Notes on Collisions in a Common String Hashing Function

Consider the following simple string hashing function suitable for use with open hashing structures that incorporate some other method for collision resolution, such as chaining. In C:

    
      enum
      {
              MULTIPLIER = 31         /* Note: 31 is prime. */
      };

      unsigned int
      hash(char *str, size_t tablesize)
      {
              unsigned int h;
              char *p;

              p = str;
              if (p == NULL)
                      p = "";
              h = 0;
              while (*p != '\0')
                      h = h * MULTIPLIER + *p++;

              return (h % tablesize);
      }
    
  

It is known that, for performance reasons, it is best to require that MULTIPLIER and the table size be relatively prime; but why?

The reason is distribution of entries in the table. In particular, one would like to spread them as evenly possible in order to minimize the collisions. Ideally, one would like a situation where, assuming "sufficiently random" data, entries are evenly distributed across every "slot" in the table.

The easiest way to do this is to make the multiplier and hash table size relatively prime (meaning they share no common factors, or that if $n$ is the table size is a positive integer greater than 1 and $m$ is the multiplier is likewise a positive integer greater than 1, then $\gcd(n, m) = 1$, where $\gcd(n, m)$ is the positive greatest common divisor of $n$ and $m$. And the easiest way to achieve that is is to make one or both of $n$ and $m$ prime numbers.

But why does the relative primality of $n$ and $m$ matter?
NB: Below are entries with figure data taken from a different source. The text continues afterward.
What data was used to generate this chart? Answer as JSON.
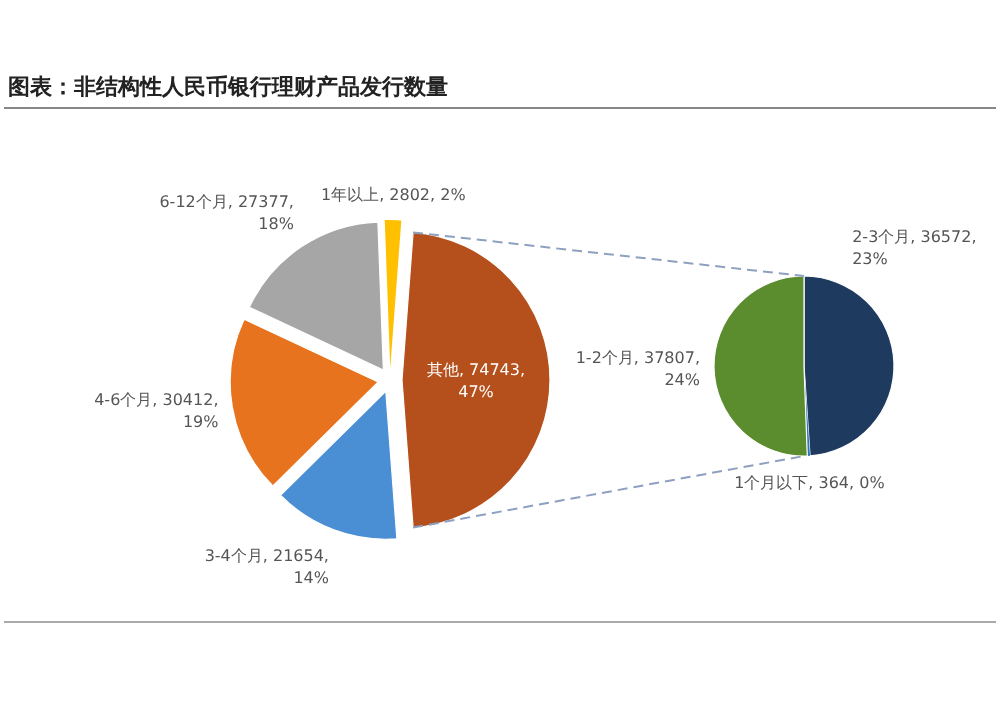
{
  "chart_data": [
    {
      "type": "pie",
      "title": "图表：非结构性人民币银行理财产品发行数量",
      "categories": [
        "其他",
        "3-4个月",
        "4-6个月",
        "6-12个月",
        "1年以上"
      ],
      "values": [
        74743,
        21654,
        30412,
        27377,
        2802
      ],
      "colors": [
        "#b5501c",
        "#4a8fd4",
        "#e8731e",
        "#a6a6a6",
        "#ffc000"
      ],
      "value_labels": [
        "74743, 47%",
        "21654, 14%",
        "30412, 19%",
        "27377, 18%",
        "2802, 2%"
      ],
      "legend": false
    },
    {
      "type": "pie",
      "categories": [
        "2-3个月",
        "1个月以下",
        "1-2个月"
      ],
      "values": [
        36572,
        364,
        37807
      ],
      "colors": [
        "#1e3a5f",
        "#2e75b6",
        "#5b8c2e"
      ],
      "value_labels": [
        "36572, 23%",
        "364, 0%",
        "37807, 24%"
      ],
      "legend": false
    }
  ]
}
Suppose that we are using open hashing with the hash function at the top of this document coupled with some other method for collision resolution (e.g., chaining). Let us further assume that $n > m$. Next, recall that $a \pmod n = r$ (for $a$, $n$ positive integers) means that for some integer $s$, there exists an integer $r$ so that $a = ns + r$. Now, let $d = \gcd(n, m) \geq 1$. Given an input datum consisting of the string $a_1 a_2 a_3 \dots a_k$, where $0 \leq a_k \leq B$ for some constant positive integer $B$, the hash becomes the nonnegative integer,

    
      \[
          r = \left( \sum^k_{i = 1} m a_i \right) \mod n
      \]
    
  

Let $u$ be the sum over $i = 1$ to $k$ of $a_i$; then the above becomes:

    
      \[
          r = (mu) \mod n
      \]
    
  

since $m$ is constant with respect to the sum, and thus can be factored out.

But, since $m$ has $d$ as a factor, we know there exists some positive integer $q$ such that $m = dq$ and thus the hash is equivalent to $r = (dqu) \mod n$ which implies that

    
      \[
          dqu = sn + r \implies dqu - r = sn \implies n \mid (dqu - r)
      \]
    
  

where $a \mid b$ stands for "$a$ divides $b$" (or $b$ has $a$ as a factor), and $s$ is as before.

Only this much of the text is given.